Gov. Frank Murkowski signed a controversial bill Wednesday that restricts the authority of Alaska's 34 local coastal districts.
The bill revamping the Alaska Coastal Management Program would not allow the districts to regulate environmental impacts covered by state and federal standards.
"I know the criticism is we're relaxing, if you will, and trying to unwind, if you will, some of the environmental responsibilities. That's not the case," the governor said. "The goal is to create a new coastal management program that retains the benefits of the act of 1972 but eliminates some of the complexities ... built into the program."
The bill eliminates the Alaska Coastal Policy Council, which used to have the authority to develop statewide standards and to approve district coastal management plans. The new law transfers that responsibility to the Department of Natural Resources.
The governor also signed a bill designating DNR the lead agency for resource development.
"The purpose of the bill is to facilitate and expedite resource development in Alaska. There are now more agencies than ever have been involved in the permitting process. This streamlines the process and puts accountability where it belongs," Murkowski said.
Environmental groups that protested loudly throughout the legislative process call the bills "short-sighted."

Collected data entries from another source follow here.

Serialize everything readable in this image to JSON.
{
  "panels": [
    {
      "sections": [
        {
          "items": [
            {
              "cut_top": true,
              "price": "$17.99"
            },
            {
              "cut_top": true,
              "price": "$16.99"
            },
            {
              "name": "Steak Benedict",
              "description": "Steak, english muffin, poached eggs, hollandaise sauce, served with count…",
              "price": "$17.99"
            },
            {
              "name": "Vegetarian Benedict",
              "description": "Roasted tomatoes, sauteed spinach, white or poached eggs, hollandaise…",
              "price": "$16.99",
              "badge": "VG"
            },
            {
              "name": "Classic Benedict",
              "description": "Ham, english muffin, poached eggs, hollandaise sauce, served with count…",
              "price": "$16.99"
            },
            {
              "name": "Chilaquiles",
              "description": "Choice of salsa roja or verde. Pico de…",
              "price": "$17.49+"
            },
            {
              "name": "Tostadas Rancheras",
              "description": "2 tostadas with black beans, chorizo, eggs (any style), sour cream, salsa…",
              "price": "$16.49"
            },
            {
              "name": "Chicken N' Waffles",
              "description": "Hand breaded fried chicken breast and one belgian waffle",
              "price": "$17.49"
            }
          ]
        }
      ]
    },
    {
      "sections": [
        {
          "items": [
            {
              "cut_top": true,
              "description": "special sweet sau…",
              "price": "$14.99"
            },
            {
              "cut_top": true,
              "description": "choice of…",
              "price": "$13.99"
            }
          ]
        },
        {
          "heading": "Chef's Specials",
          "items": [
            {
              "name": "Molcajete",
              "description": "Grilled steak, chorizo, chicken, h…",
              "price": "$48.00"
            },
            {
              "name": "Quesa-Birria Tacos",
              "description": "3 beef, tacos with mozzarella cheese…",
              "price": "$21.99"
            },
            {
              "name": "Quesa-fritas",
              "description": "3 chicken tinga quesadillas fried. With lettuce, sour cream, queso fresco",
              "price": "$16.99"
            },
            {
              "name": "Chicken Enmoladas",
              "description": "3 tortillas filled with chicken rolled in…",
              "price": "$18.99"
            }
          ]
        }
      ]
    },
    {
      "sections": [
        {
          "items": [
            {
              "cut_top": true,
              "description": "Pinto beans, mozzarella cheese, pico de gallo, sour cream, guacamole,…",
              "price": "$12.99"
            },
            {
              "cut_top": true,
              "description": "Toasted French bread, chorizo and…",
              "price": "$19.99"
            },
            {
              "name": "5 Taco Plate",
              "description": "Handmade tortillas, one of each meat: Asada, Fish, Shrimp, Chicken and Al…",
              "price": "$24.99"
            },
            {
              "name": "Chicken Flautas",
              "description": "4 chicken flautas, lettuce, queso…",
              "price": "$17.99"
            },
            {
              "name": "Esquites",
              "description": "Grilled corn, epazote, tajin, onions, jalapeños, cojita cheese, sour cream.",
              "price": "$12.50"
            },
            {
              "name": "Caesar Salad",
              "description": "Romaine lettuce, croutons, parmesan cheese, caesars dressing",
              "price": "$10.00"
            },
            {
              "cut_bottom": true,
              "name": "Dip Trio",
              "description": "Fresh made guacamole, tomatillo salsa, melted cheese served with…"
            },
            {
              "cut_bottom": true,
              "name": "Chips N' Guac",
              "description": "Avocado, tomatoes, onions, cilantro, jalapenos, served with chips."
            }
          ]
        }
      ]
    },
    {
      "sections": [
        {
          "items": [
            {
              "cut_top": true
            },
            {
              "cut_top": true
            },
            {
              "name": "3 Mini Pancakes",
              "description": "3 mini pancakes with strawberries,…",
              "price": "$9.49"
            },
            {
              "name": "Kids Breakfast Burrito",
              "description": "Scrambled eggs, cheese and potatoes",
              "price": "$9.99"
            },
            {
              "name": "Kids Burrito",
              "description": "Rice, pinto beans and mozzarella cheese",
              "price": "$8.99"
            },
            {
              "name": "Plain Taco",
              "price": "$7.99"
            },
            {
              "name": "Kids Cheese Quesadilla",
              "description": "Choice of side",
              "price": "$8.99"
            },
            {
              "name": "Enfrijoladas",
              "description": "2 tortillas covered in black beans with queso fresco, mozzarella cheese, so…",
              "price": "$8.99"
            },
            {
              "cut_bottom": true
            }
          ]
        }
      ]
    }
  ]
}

"Basically, I think (the bills) represent a consolidation of power to regulate industrial activities ... into the hands of one man, (DNR Commissioner) Tom Irwin," said Matt Davidson, spokesman for the Alaska Conservation Voters, a coalition of 32 environmental groups in the state. "The local communities are really concerned about losing their authority to regulate activities. It really is a wholesale gutting of the local voices and guidance of the local communities."
The city also has expressed concerns about the changes to the coastal management program.
Peter Freer, the planning supervisor at the city's Department of Community Development, said it's not clear how the change will affect the city. But he said planners are worried about the loss of local control.
"The Juneau District Coastal Management Program has a number of enforceable policies that are adopted as part of the state coastal management program, and those enforceable policies will become more limited," he said.
Freer said the effects will become clearer after DNR adopts statewide standards for coastal management plans.
"Only then are we going to have a clearer sense of what will remain in terms of what we can do locally in our program," he said.